A detail of a first printing of the United States Constitution is displayed at Sotheby’s auction house during a press preview on Nov. 5, 2021, in New York. The rare copy has sold for a record $43.2 million at Sotheby’s to an anonymous buyer who outbid a group of cryptocurrency investors.
A rare first printing of the U.S. Constitution has sold at Sotheby’s Auction House in New York for $43.2 million, a record price for a document or book sold at auction.

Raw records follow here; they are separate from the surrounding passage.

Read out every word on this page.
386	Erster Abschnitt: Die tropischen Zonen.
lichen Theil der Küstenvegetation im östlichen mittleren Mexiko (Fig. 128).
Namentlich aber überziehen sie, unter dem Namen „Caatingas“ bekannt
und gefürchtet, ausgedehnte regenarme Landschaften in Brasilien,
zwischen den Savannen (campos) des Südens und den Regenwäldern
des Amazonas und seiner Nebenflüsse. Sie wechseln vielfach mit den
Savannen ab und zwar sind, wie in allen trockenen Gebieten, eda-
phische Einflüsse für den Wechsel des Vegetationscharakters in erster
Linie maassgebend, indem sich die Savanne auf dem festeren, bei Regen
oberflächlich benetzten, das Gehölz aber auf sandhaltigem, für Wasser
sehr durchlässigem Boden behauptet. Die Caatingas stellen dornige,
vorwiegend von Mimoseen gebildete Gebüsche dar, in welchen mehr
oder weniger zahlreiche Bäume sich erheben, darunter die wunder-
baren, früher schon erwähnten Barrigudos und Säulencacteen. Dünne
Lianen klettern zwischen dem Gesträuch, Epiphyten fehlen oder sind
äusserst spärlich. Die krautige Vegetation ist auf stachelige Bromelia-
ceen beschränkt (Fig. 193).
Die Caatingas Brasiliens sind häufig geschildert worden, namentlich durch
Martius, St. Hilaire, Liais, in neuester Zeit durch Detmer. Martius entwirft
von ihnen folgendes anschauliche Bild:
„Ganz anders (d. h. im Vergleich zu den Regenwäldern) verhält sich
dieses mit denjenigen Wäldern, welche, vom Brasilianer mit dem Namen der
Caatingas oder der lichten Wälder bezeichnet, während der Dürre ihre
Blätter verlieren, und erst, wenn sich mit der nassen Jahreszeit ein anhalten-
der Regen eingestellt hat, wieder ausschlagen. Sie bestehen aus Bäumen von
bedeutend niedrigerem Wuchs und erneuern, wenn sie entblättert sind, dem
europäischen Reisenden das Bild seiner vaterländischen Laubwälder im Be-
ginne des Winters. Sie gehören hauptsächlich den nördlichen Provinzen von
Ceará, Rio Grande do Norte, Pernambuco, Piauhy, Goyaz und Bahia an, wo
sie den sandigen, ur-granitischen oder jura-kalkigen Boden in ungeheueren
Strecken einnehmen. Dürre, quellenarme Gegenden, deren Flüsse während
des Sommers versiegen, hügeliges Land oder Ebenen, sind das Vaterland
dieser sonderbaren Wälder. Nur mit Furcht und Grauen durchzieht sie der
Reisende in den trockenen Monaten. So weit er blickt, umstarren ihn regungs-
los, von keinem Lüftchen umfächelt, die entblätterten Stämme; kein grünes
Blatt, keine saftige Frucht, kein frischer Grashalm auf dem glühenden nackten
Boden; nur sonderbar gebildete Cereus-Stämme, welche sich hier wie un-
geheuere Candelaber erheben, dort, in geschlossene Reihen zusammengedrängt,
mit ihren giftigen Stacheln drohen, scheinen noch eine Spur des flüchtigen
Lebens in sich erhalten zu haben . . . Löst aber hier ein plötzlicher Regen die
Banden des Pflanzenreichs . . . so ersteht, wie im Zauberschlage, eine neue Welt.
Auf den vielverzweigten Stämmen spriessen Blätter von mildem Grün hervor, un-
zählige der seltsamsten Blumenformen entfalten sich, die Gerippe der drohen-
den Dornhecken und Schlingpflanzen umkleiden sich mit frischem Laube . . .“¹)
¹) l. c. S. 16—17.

An Unprecedented crowd-funded attempt to buy an extremely rare copy of the U.S. Constitution fell just short on Thursday night, when a group of more than 17,000 people who had pooled their money were outbid in an auction for the historical document. This group of people called ConstitutionDAO was locked in an “eight-minute bidding battle on the telephones” with at the time an unidentified rival.
The selling price of $43.2 million for this rare constitution copy sets a new record for the most ever paid for a book, historical document or printed text, according to Sotheby’s, which handled the sale. The winning bid more than doubled the top estimate of $20 million the Constitution had been expected to garner.
The document that sold Thursday night was printed in Philadelphia on September 17, 1787, the last day of the Constitutional Convention that was presided over by George Washington and was attended by delegates such as James Madison and Alexander Hamilton.
Only 500 copies of the Constitution were created in that first printing; the one sold Thursday night is one of the last 13 surviving copies. Only two copies are known to exist outside of institutional collections.
The purchaser of the document was Citadel CEO and billionaire hedge fund executive Kenneth Griffin, who outbid the group of cryptocurrency investors.
“The U.S. Constitution is a sacred document that enshrines the rights of every American and all of those who aspire to be, Griffin said in a statement released by Sotheby’s. “That is why I intend to ensure that this copy of our Constitution will be available for All Americans and visitors to view and appreciate in our museums and other public spaces.”
Griffin said he will loan the document to the Crystal Bridges Museum of American Art in Bentonville, Arkansas, where it will be on display to the public for free.
The previous auction record for a book or manuscript was set in 1994 when Bill Gates purchased the Codex Leicester by Leonardo da Vinci at Christie’s for $30.8 million.